Fuzzwah's Agentic Coding Learnings

Building Safe DML Only Mode For Postgres MCP

January 05, 2026 | 10 Minute Read

The Problem: A Missing Middle Ground

When I started working with postgres-mcp, I quickly realized there was a gap in the access control system. The server offered two modes:

  • UNRESTRICTED: Full database access - perfect for development, but too dangerous for production agents
  • RESTRICTED: Read-only mode - safe, but useless when you need to write data

But what if you need an AI agent that can insert records, update statuses, or delete outdated data—without giving it the keys to restructure your entire database schema?

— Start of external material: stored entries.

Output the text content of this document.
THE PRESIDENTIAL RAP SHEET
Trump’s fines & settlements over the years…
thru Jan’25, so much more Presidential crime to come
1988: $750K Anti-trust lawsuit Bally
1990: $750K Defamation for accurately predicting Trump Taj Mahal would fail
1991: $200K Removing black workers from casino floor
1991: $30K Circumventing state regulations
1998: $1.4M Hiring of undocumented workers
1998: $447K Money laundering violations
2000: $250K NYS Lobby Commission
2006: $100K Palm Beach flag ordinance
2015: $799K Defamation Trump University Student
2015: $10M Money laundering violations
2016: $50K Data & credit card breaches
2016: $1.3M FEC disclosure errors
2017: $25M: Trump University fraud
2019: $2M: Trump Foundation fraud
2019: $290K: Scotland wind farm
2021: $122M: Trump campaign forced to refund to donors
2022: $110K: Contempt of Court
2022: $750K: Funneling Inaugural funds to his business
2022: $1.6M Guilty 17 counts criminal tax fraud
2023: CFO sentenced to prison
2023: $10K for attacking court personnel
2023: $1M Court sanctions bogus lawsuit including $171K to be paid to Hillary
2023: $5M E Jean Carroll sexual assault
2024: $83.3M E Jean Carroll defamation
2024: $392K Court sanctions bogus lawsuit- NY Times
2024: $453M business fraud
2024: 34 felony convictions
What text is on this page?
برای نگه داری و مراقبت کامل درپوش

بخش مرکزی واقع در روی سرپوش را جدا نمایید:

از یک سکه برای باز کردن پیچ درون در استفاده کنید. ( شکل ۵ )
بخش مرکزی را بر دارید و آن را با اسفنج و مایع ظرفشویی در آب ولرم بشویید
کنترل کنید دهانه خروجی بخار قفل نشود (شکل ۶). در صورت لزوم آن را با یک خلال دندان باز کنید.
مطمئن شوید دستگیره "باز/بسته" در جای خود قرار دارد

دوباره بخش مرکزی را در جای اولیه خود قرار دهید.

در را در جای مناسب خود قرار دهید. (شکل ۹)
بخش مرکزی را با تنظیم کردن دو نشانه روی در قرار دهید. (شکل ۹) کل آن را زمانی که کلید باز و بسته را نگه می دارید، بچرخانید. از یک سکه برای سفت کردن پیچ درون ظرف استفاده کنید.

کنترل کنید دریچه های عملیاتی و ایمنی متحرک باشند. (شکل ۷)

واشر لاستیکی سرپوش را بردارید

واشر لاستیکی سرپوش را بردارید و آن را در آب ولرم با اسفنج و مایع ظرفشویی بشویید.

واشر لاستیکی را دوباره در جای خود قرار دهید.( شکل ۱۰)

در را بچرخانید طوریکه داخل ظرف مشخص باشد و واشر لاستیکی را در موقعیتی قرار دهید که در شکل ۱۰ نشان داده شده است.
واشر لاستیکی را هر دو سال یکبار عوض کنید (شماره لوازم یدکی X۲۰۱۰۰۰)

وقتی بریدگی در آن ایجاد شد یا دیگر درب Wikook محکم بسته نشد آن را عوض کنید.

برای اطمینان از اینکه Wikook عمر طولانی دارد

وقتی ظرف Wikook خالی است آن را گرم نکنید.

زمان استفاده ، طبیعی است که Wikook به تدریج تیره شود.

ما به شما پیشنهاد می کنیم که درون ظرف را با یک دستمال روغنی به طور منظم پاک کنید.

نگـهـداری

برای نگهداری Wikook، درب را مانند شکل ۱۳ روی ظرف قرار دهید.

That’s the use case that led me to build DML_ONLY mode: a new access level that allows data manipulation while blocking schema changes.

The Real-World Wake-Up Call: Django vs. Direct Schema Changes

Here’s what actually happened that made me realize we needed this.

I was working on a Django project where the database schema is managed entirely through Django’s migration system. This is standard practice:

# models.py
class User(models.Model):
    name = models.CharField(max_length=100)
    email = models.EmailField()
    # Schema changes happen through migrations
# The proper way to add a field
python manage.py makemigrations
python manage.py migrate

Everything was working perfectly until I gave a coding agent access to the database with UNRESTRICTED mode. The agent was helping me with some data updates when it decided to be “helpful” and added a new field directly:

ALTER TABLE users ADD COLUMN phone_number VARCHAR(20);

The problem? This completely bypassed Django’s migration system.

Now I had:

  • ❌ A database schema that didn’t match my models
  • ❌ No migration file tracking this change
  • ❌ No way to reproduce this on other environments
  • ❌ Teammates pulling code that expected a field that didn’t exist in their local databases
  • ❌ Production deployments that would fail or behave inconsistently

The agent thought it was helping. Instead, it created a mess that took hours to untangle:

  1. Manually create a migration to match the schema change
  2. Roll back the ALTER on dev database
  3. Apply the proper migration
  4. Document what happened so we don’t repeat it

This is exactly the scenario DML_ONLY mode prevents. The agent should have been able to:

  • ✅ INSERT new user records
  • ✅ UPDATE phone numbers in existing rows
  • ✅ DELETE invalid data

But it absolutely should not have been able to:

  • ❌ ALTER table structure
  • ❌ CREATE new tables
  • ❌ DROP columns

In a framework-managed database environment (Django, Rails, Entity Framework, etc.), schema changes should flow through the framework’s migration system, not through direct DDL. DML_ONLY mode enforces this boundary.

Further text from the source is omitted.